Num estalo, ele se percebeu fatigado e avelhantado. Havia corrido mais e em velocidade muito maior do que podia. De tanto olhar pra fora, pro que queria ter, ele percebeu que se esqueceu de olhar pra dentro, pro que já tinha e pro que já era. E agora estava cansado. Cansado de ter sem razão, de ser sem razão e viver sem razão, pulando de galho em galho, de compromisso em compromisso. Justo agora, que quase não tem mais tempo... Foi aí que ele se lembrou do tempo! Percebeu que o desconsiderou, que o insultou. Não deu outra: o tempo virou seu inimigo...
Ele agora está cansado. Cansado dessa vida urbana, estrondo rouco e dissonante do qual não tira nenhuma música. Desse mundo insano, desse stress, dessa pressa. Cansado de não ter tempo. Tempo pra digerir, pra sentir, pra pensar, pra refletir. Cansado desse jeito de viver. O ar o mata, a comida o mata, o barulho o mata, o trabalho o mata, o sedentarismo o mata, envelhecer o mata, o outro o mata, o acaso o mata, tudo o mata. Essa vida o deixou medroso de tudo, inseguro em tudo, agressivo em tudo, pronto pra gritar, xingar, buzinar e explodir. Agora, só agora, ele se pergunta o porquê dessa vida...
Agora, só agora, ele se lembra das expressões que ouvia repetidas, mas que, pela falta de tempo e reflexão, uso mais basilar da razão, não podia escutar: “selva de pedra!”, “capitalismo selvagem!”, "homem lobo do homem!". Depois de escutá-las como devia, pensou imediatamente no quão selvagem ele havia se tornado. De como ele havia, tendo a cidade e toda aquela urbanidade como cenário, virado bicho atordoado, desesperado, pronto pra morrer e pra matar. Pensou tudo isso num rápido lance de consciência...
De como a cidade o devorou:
Quando por esse breve instante de sanidade ele se deixou tocar, perguntou, então: “é como selvagem que quero viver?”... Pondo rapidamente um fim a esse instante, seguiu imediatamente para a questão seguinte e nela ficou por outro instante: “para onde correr?”... A resposta veio-lhe imediatamente no próximo instante: “Se correr a cidade pega. Mas se ficar... Ah, se ficar, ela te come!”.
[Poly Jeha]
Moscou I, Kandinsky, 1916
Pô, Polyana, tava aqui preparando um textinho sobre as delícias do consumo... Agora cê acabou comigo! Fui apunhalada, apanhada no pulo do gato. Sacanagem... Agora vou ter que fazer um contorcionismo que nenhum gato até hoje fez. Dura desse jeito, será que eu consigo?
ResponderExcluirSeu pequeno tratado do grande engodo ficou ótimo.
Beijos,
M.
Puta merda (opsss...)!
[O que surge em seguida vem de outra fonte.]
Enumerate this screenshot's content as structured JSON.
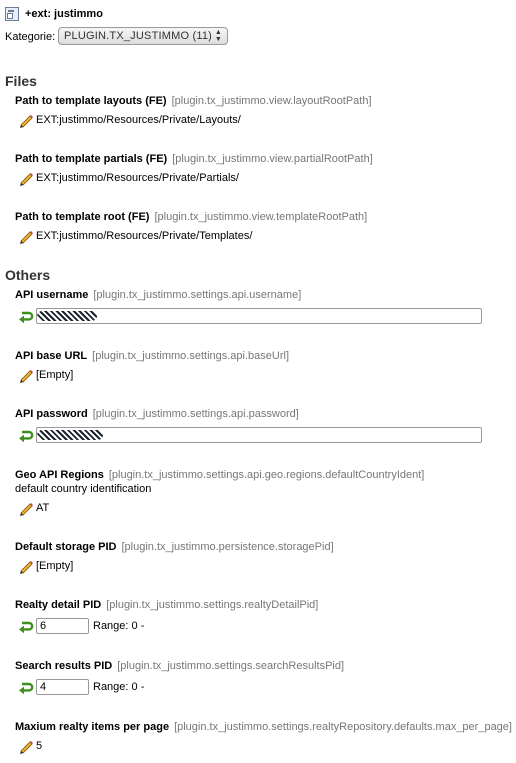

Desculpa!
ResponderExcluirPutz Plin!
Você também escangalhou comigo!
Bloqueou minha postagem futura!
Mas foi brilhante! Profundamente brilhante!
E ainda por cima coroou com um Kandinsky!
Esperado! Vai... Continua... Solta tudo!
Vou adorar.
Jotinha
Polizinha querida!
ResponderExcluirImpossível respirar lendo seu texto! Impossível não se identificar... parabéns...
Amamos (todas!).
Beijos, obrigada por ontem (apesar do chororô do caverninha) e por nossa tão amada amizade!